The NHL Board of Governors will meet today in New York to authorize the lockout, meaning training camps would not open and the league, which has annual revenues of US$2 billion, would be shut down.
NHL Commissioner Gary Bettman says his 30-team league needs cost certainty with player salaries tied to revenues while NHL Players Association executive director Bob Goodenow rejects any form of salary cap on the NHL's 700 players.
The result is a showdown similar to those played out in North American basketball, where owners outlasted players in a 1998-1999 dispute, and baseball, where the 1994 World Series was lost before a luxury tax plan was formulated.
"At some point, the owners have to realize the players will never accept a salary cap or a system linking payroll to league revenues," said Vancouver's Trevor Linden, NHLPA president.

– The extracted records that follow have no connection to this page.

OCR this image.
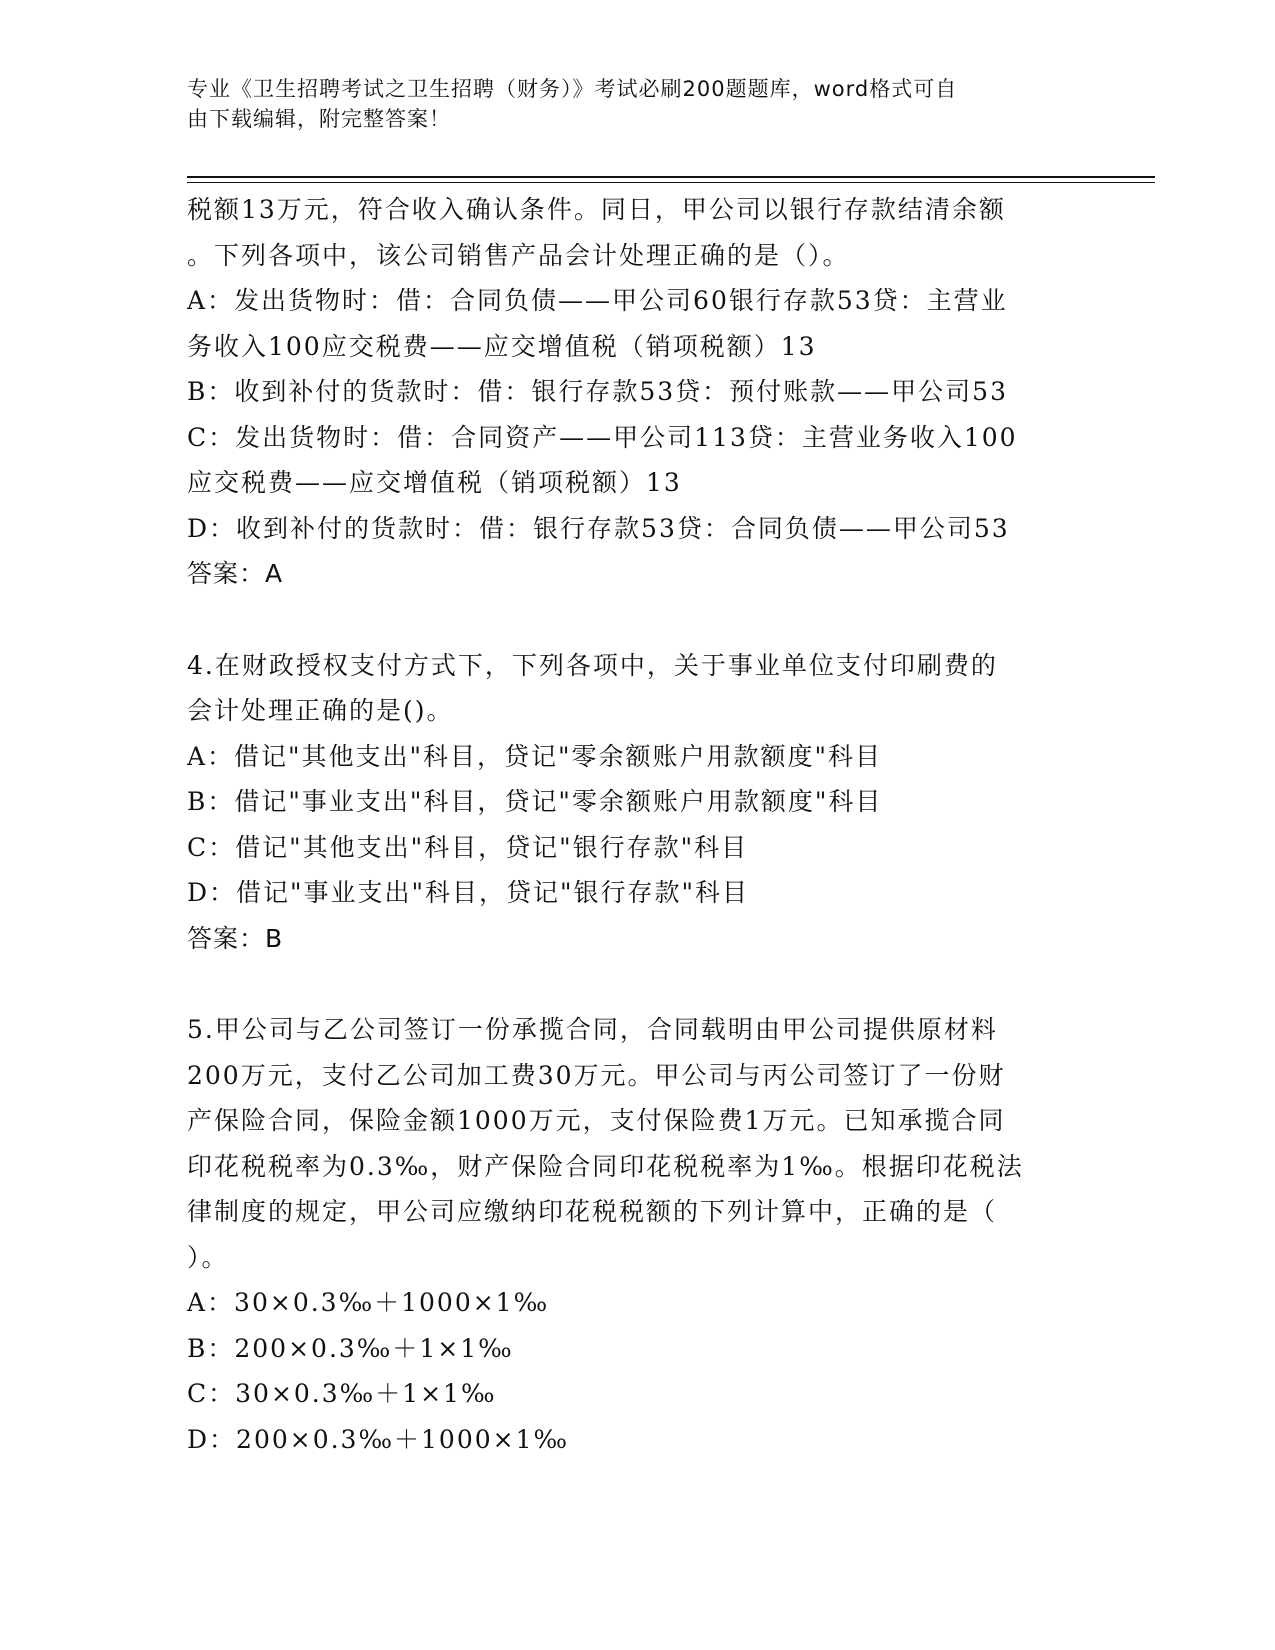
专业《卫生招聘考试之卫生招聘（财务）》考试必刷200题题库，word格式可自
由下载编辑，附完整答案！
税额13万元，符合收入确认条件。同日，甲公司以银行存款结清余额
。下列各项中，该公司销售产品会计处理正确的是（）。
A：发出货物时：借：合同负债——甲公司60银行存款53贷：主营业
务收入100应交税费——应交增值税（销项税额）13
B：收到补付的货款时：借：银行存款53贷：预付账款——甲公司53
C：发出货物时：借：合同资产——甲公司113贷：主营业务收入100
应交税费——应交增值税（销项税额）13
D：收到补付的货款时：借：银行存款53贷：合同负债——甲公司53
答案：A
4.在财政授权支付方式下，下列各项中，关于事业单位支付印刷费的
会计处理正确的是()。
A：借记"其他支出"科目，贷记"零余额账户用款额度"科目
B：借记"事业支出"科目，贷记"零余额账户用款额度"科目
C：借记"其他支出"科目，贷记"银行存款"科目
D：借记"事业支出"科目，贷记"银行存款"科目
答案：B
5.甲公司与乙公司签订一份承揽合同，合同载明由甲公司提供原材料
200万元，支付乙公司加工费30万元。甲公司与丙公司签订了一份财
产保险合同，保险金额1000万元，支付保险费1万元。已知承揽合同
印花税税率为0.3‰，财产保险合同印花税税率为1‰。根据印花税法
律制度的规定，甲公司应缴纳印花税税额的下列计算中，正确的是（
）。
A：30×0.3‰＋1000×1‰
B：200×0.3‰＋1×1‰
C：30×0.3‰＋1×1‰
D：200×0.3‰＋1000×1‰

Yesterday's World Cup of Hockey final between Canada and Finland could be the last elite-level match for years if worst fears are realized -- and that goes beyond shutting down the NHL's Stanley Cup championship quest.
International Ice Hockey Federation President Rene Fasel has said that if an NHL labor dispute drags beyond January, the 2006 Torino Winter Olympics would not feature NHL players even with a year in between to hammer out a solution.
NHL owners locked out players for 103 days in 1994 and 1995, wiping out nearly half a season. A prior deal was extended in 1995 to allow NHL talent into the Olympics and in 1997 to add four NHL expansion clubs.
Owners claim player salaries have jumped 252 percent, 90 percent more than revenues, in the last decade and some clubs will fold without a change. A plan with a cap of about US$31 million per club was pitched but rejected.
In 10 years the average NHL salary jumped from US$733,000 to US$1.83 million, but that followed decades of NHL owners holding down salaries before players formed an effective union.
The NHLPA claims salaries are up 170 percent, only 10 percent more than revenues, and that a luxury tax and revenue sharing system would solve the problems of owners who spent themselves into their own mess.
The NHL claims it lost almost US$300 million last season, about the same amount it has set aside as a "war chest" lockout fund, and wants salaries to be 50 percent of league revenues.
Owners have the money to pay expenses if a lockout lingers, even though most clubs have trimmed staff and the league is expected to do the same.
NHL Executive Vice-President Bill Daly said some teams "are underperforming because they're smaller markets and maybe those clubs either shouldn't be in existence or should be in other markets. That's a ridiculous position to be in.
"We should be sitting down jointly to solve that problem."
Bettman faces divisions among owners. Money-making clubs like Toronto, Detroit, Philadelphia, Colorado and the New York Rangers are against at least eight hard-line cap supporters with the rest of the league stuck in the middle.
Unlike other North American leagues, the NHL lacks huge television revenues because US viewership is more regional in nature. In Canada, where the game is beloved, clubs have struggled to stay competitive in the NHL's tight economy.